– Вы заснёте стоя? – голос Марка заставил её вздрогнуть. Он стоял рядом, держа два термоса. – Кофе. Чтобы не уснула и не разбилась.
– Спасибо, – она взяла термос, их пальцы ненадолго соприкоснулись. Его рука была обожжена – старый шрам от кофемашины, как позже объяснит Лика. – А вы… останетесь? Поможете?
Он фыркнул, но не ушёл. Сел на парапет, наблюдая, как она набрасывает контуры углём. Ветер трепал его чёрные волосы, сдувал окурки с тротуара в воду. Молчание между ними было уже не колючим, а мягким, как пенка на капучино.
К полудню Алиса закончила эскиз. Марк подошёл ближе, изучая рисунок. Его бровь дернулась, когда он увидел маяк – точную копию того, что стоял на краю мыса.
– Здесь не будет маяка, – сказал он резко. – Закрасьте.
– Почему? – Алиса повернулась, улавливая дрожь в его голосе. – Он же часть пейзажа.
– Закрасьте, – он схватил банку с краской, но она перехватила его руку.
– Марк, – её голос звучал тише волн. – Это просто рисунок.
Он вырвался, отступив на шаг. Глаза горели, как угли.
– Вы везде лезете со своими красками, думая, что всё можно переписать? – он ткнул пальцем в стену. – Маяк – это не «просто рисунок». Это место, где…

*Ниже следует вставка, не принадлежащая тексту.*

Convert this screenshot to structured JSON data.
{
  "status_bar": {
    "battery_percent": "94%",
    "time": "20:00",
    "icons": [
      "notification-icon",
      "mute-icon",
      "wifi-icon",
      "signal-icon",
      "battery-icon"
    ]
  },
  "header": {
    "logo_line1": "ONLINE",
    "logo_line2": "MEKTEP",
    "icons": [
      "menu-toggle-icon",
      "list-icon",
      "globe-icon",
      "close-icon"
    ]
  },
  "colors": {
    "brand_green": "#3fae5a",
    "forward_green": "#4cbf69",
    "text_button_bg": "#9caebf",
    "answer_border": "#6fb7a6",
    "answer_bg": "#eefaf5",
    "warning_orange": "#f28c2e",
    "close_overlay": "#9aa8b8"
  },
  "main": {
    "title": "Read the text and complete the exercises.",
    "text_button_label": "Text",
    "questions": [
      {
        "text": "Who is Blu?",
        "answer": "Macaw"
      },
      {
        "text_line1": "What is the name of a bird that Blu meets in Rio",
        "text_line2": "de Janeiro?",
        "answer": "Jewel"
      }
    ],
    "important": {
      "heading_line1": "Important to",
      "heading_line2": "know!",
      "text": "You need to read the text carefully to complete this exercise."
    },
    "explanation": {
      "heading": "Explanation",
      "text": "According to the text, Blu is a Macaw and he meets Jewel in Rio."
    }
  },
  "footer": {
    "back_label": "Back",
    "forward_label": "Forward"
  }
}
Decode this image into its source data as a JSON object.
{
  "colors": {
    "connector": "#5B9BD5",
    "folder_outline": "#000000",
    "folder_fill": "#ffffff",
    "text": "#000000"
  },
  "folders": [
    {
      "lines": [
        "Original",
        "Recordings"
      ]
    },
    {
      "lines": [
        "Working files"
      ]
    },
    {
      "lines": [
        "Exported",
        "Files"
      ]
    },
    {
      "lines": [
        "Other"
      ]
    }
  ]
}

Он не договорил. Развернулся и зашагал к кофейне, оставив следы мокрых ботинок на песке. Алиса смотрела ему вслед, сжимая кисть. Лишь через час она заметила, что на стене, рядом с эскизом маяка, он нарисовал чёрной краской крест. Маленький, почти незаметный.
Вечером Лика затащила её в свой бар «Якорь». Внутри пахло деревом, пивом и чьей-то несбывшейся мечтой. На стене висела гитара с разорванными струнами.
– Маяк, – Лика поставила перед Алисой рюмку текилы. – Там погибли его родители. Паром «Ангелина» разбился о скалы. Марк должен был быть с ними, но остался у друзей. Выжил. Теперь считает, что украл их жизни.
Алиса выпила залпом. Огонь в горле не смог перебить холод в груди.
– Почему он не сказал…
– Потому что вы рисуете его боль, – Лика перевесила ноги через стул. – А он, как тот дурак, верит, что если спрячет воспоминания в чёрный ящик, они не взорвутся.
Ночью Алиса вернулась к стене. При лунном свете крест казался раной. Она достала золотую краску и превратила его в крылья чайки, взлетающей к маяку. Рядом вывела: «Простите». Не зная, кому – ему или себе.
Утром Марк стоял у стены. В руке он сжимал её набросок, найденный в кофейне – Алиса изобразила их обоих: он с блокнотом, она с кистью, а между ними мост из слов и красок. На обороте было написано: «Море стирает следы, но не память».
– Вы… – он обернулся. Глаза были красными, будто не спал. – Почему чайка?
– Потому что они всегда возвращаются, – она подошла ближе. – Даже если их гонит шторм.
Он протянул ей листок – стихотворение, переписанное аккуратным почерком:
Превращая в паруса…»«Я роняю слова в бездну, Они становятся волнами. Ты ловишь их кистью,
– Это… черновик, – он поправил очки. – Не смейтесь.
Алиса взяла листок, их пальцы снова встретились. На этот раз он не отдернул руку.
– Я нарисую ваш маяк, – сказала она. – Но только если вы нарисуете со мной.
Он молча кивнул. Когда они начали, его первая линия дрогнула. Но к полудню на стене уже светился маяк – не мрачный, а тёплый, с огнём, который не гаснет даже в самой густой тьме.
К вечеру фреска ожила. Маяк сиял золотыми бликами, а волны у его подножия, написанные смесью бирюзы и серебра, казалось, шевелились от ветра. Марк стоял в метре от стены, сжимая в руке кисть, как нож. Его мазки были резкими, угловатыми, будто он вырезал правду из камня. Алиса наблюдала, как он добавляет тени к скалам – чёрные, глубокие, но с проблесками лазури в расщелинах.